Stewart Rhodes of the Oath Keepers uses a radio as he departs a Trump rally in Minneapolis
Oath Keepers militia founder Stewart Rhodes uses a radio as he departs with volunteers from a rally held by U.S. President Donald Trump in Minneapolis, Minnesota, U.S. October 10, 2019. Reuters

A member of the far-right Oath Keepers group showed a jury on Wednesday an AR-15 assault-style rifle and a box of ammunition that he brought to a hotel ahead of the attack on the U.S. Capitol in Washington on Jan. 6, 2021 , the latest evidence in the trial of the group's leader and four others charged with seditious conspiracy.

Terry Cummings, a Florida resident and witness in the trial, said he joined the Oath Keepers in 2020 because he was frustrated with violence and protests that broke out in the streets of cities around the country in the wake of the police murder of George Floyd.

Cummings displayed the gun in court and testified that his weapon was one of many he saw stockpiled inside a hotel room in northern Virginia on Jan. 6 as part of what prosecutors say was a plan to ferry arms into the capital if called upon.

When asked why he brought his firearm with him, Cummings said he brought it not for an "offensive situation, but more as a show of force."

Cummings took the witness stand in the trial of Oath Keepers founder Stewart Rhodes and four co-defendants - Jessica Watkins, Thomas Caldwell, Kenneth Harrelson and Kelly Meggs.

The five are accused of conspiring to try to keep Republican President Donald Trump in power after he had lost the 2020 election.

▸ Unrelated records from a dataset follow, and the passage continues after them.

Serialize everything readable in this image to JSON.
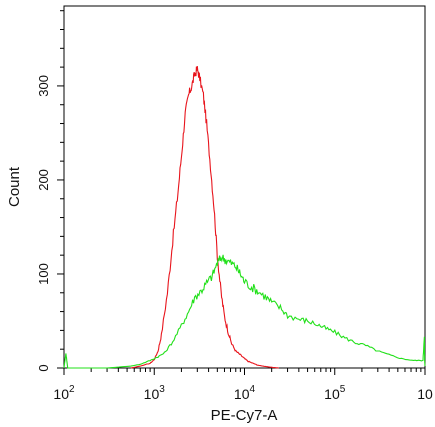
{
  "chart_data": {
    "type": "line",
    "title": "",
    "xlabel": "PE-Cy7-A",
    "ylabel": "Count",
    "x_scale": "log",
    "xlim": [
      100,
      1000000
    ],
    "ylim": [
      0,
      385
    ],
    "x_ticks": [
      {
        "value": 100,
        "base": "10",
        "exp": "2"
      },
      {
        "value": 1000,
        "base": "10",
        "exp": "3"
      },
      {
        "value": 10000,
        "base": "10",
        "exp": "4"
      },
      {
        "value": 100000,
        "base": "10",
        "exp": "5"
      },
      {
        "value": 1000000,
        "base": "10",
        "exp": ""
      }
    ],
    "y_ticks": [
      {
        "value": 0,
        "label": "0"
      },
      {
        "value": 100,
        "label": "100"
      },
      {
        "value": 200,
        "label": "200"
      },
      {
        "value": 300,
        "label": "300"
      }
    ],
    "grid": false,
    "legend": "none",
    "series": [
      {
        "color": "#e8141c",
        "x": [
          550,
          700,
          900,
          1000,
          1100,
          1200,
          1400,
          1600,
          1800,
          2000,
          2200,
          2400,
          2600,
          2800,
          3000,
          3200,
          3500,
          3800,
          4200,
          4600,
          5000,
          5500,
          6000,
          6600,
          7200,
          8000,
          9000,
          10000,
          11000,
          12500,
          14000,
          16000,
          19000,
          24000
        ],
        "y": [
          0,
          2,
          5,
          9,
          18,
          35,
          80,
          135,
          180,
          225,
          270,
          290,
          300,
          312,
          318,
          308,
          290,
          260,
          215,
          170,
          120,
          80,
          55,
          38,
          26,
          18,
          14,
          10,
          7,
          5,
          3,
          2,
          1,
          0
        ]
      },
      {
        "color": "#22e01a",
        "x": [
          100,
          105,
          110,
          300,
          550,
          700,
          900,
          1100,
          1300,
          1600,
          2000,
          2400,
          2800,
          3300,
          3800,
          4400,
          5000,
          5600,
          6200,
          7000,
          8000,
          9000,
          10000,
          12000,
          14000,
          17000,
          20000,
          25000,
          30000,
          40000,
          50000,
          65000,
          80000,
          100000,
          130000,
          170000,
          220000,
          300000,
          400000,
          550000,
          750000,
          950000,
          985000,
          990000,
          1000000
        ],
        "y": [
          0,
          16,
          0,
          0,
          2,
          4,
          8,
          12,
          16,
          28,
          45,
          60,
          75,
          82,
          90,
          98,
          112,
          118,
          115,
          112,
          108,
          100,
          92,
          86,
          82,
          76,
          70,
          64,
          56,
          52,
          50,
          46,
          42,
          38,
          32,
          27,
          24,
          18,
          14,
          10,
          8,
          8,
          35,
          8,
          2
        ]
      }
    ]
  }
}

A pro-Trump mob charged into the U.S. Capitol on Jan. 6 and violently attacked police, but failed to prevent lawmakers from certifying Biden's victory.

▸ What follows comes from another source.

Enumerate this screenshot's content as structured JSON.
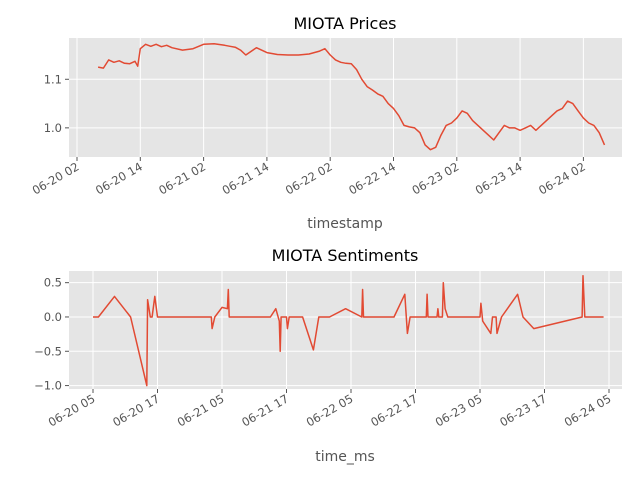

The five are charged with seditious conspiracy, a rarely prosecuted crime under a statute dating to the Civil War era that is defined as attempting "to overthrow, put down or to destroy by force the government of the United States." It carries a maximum prison sentence of 20 years.

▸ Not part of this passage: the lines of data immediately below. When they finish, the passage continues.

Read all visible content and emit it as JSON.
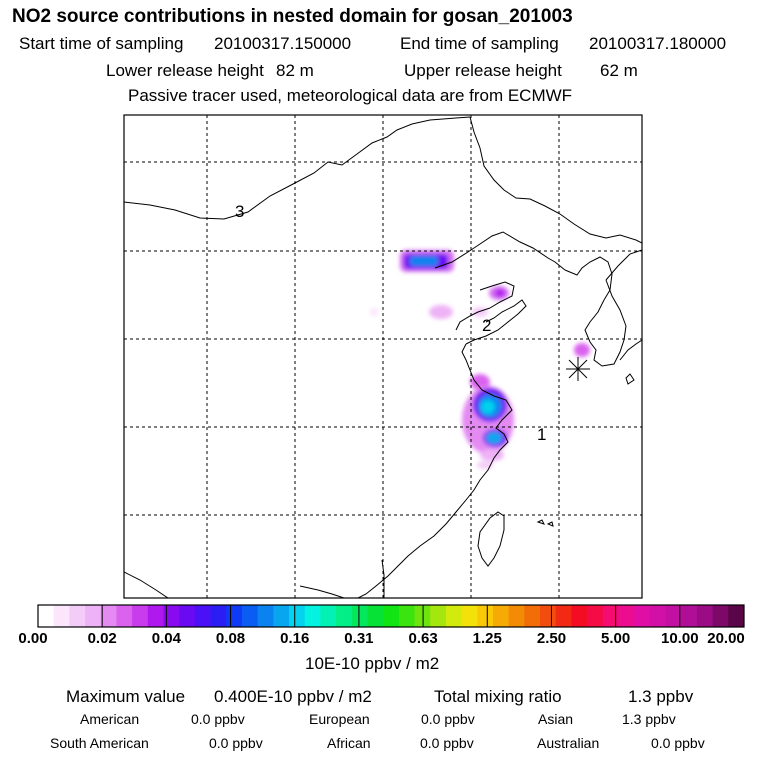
{
  "header": {
    "title": "NO2 source contributions in nested domain for gosan_201003",
    "start_label": "Start time of sampling",
    "start_value": "20100317.150000",
    "end_label": "End time of sampling",
    "end_value": "20100317.180000",
    "lower_label": "Lower release height",
    "lower_value": "82 m",
    "upper_label": "Upper release height",
    "upper_value": "62 m",
    "note": "Passive tracer used, meteorological data are from ECMWF"
  },
  "chart_data": {
    "type": "heatmap",
    "title": "NO2 source contributions in nested domain for gosan_201003",
    "grid": true,
    "markers": [
      "1",
      "2",
      "3"
    ],
    "receptor_symbol": "*",
    "colorbar": {
      "tick_labels": [
        "0.00",
        "0.02",
        "0.04",
        "0.08",
        "0.16",
        "0.31",
        "0.63",
        "1.25",
        "2.50",
        "5.00",
        "10.00",
        "20.00"
      ],
      "unit": "10E-10 ppbv / m2",
      "colors": [
        "#ffffff",
        "#fbe6fb",
        "#f4ccf8",
        "#eeb2f6",
        "#e48af2",
        "#da62ef",
        "#c93cee",
        "#b019ee",
        "#8a0af0",
        "#6a0af3",
        "#4b10f5",
        "#2a1ef5",
        "#0f3bf4",
        "#0a5df2",
        "#0a82f0",
        "#08a6ef",
        "#04d2ee",
        "#04f2e0",
        "#03f2b4",
        "#04ee88",
        "#05e85e",
        "#06e336",
        "#10e413",
        "#3be40f",
        "#6ee40e",
        "#a4e60d",
        "#d2ea0c",
        "#f2e20a",
        "#f9c806",
        "#f6aa05",
        "#f48b04",
        "#f26c08",
        "#f24c0e",
        "#f22a14",
        "#f40d22",
        "#f50b46",
        "#f40c70",
        "#ec0c90",
        "#e00ea4",
        "#d210a8",
        "#c211a2",
        "#b00e96",
        "#9a0b84",
        "#7c0868",
        "#5a0548"
      ]
    }
  },
  "stats": {
    "max_label": "Maximum value",
    "max_value": "0.400E-10 ppbv / m2",
    "total_label": "Total mixing ratio",
    "total_value": "1.3 ppbv",
    "regions": [
      {
        "name": "American",
        "value": "0.0 ppbv"
      },
      {
        "name": "European",
        "value": "0.0 ppbv"
      },
      {
        "name": "Asian",
        "value": "1.3 ppbv"
      },
      {
        "name": "South American",
        "value": "0.0 ppbv"
      },
      {
        "name": "African",
        "value": "0.0 ppbv"
      },
      {
        "name": "Australian",
        "value": "0.0 ppbv"
      }
    ]
  }
}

Prosecutors have said some of the Oath Keepers were among the Trump supporters who stormed the Capitol building after he gave a speech repeating his false claims that the election had been stolen from him through widespread voting fraud.

The government also alleges the Oath Keepers organized a so-called "quick reaction force" of armed members who were waiting across the Potomac River in Virginia if called upon. Cummings said on Wednesday he traveled to Washington with Harrelson and Jason Dolan, another member who pleaded guilty in September 2021 for his role in the attack.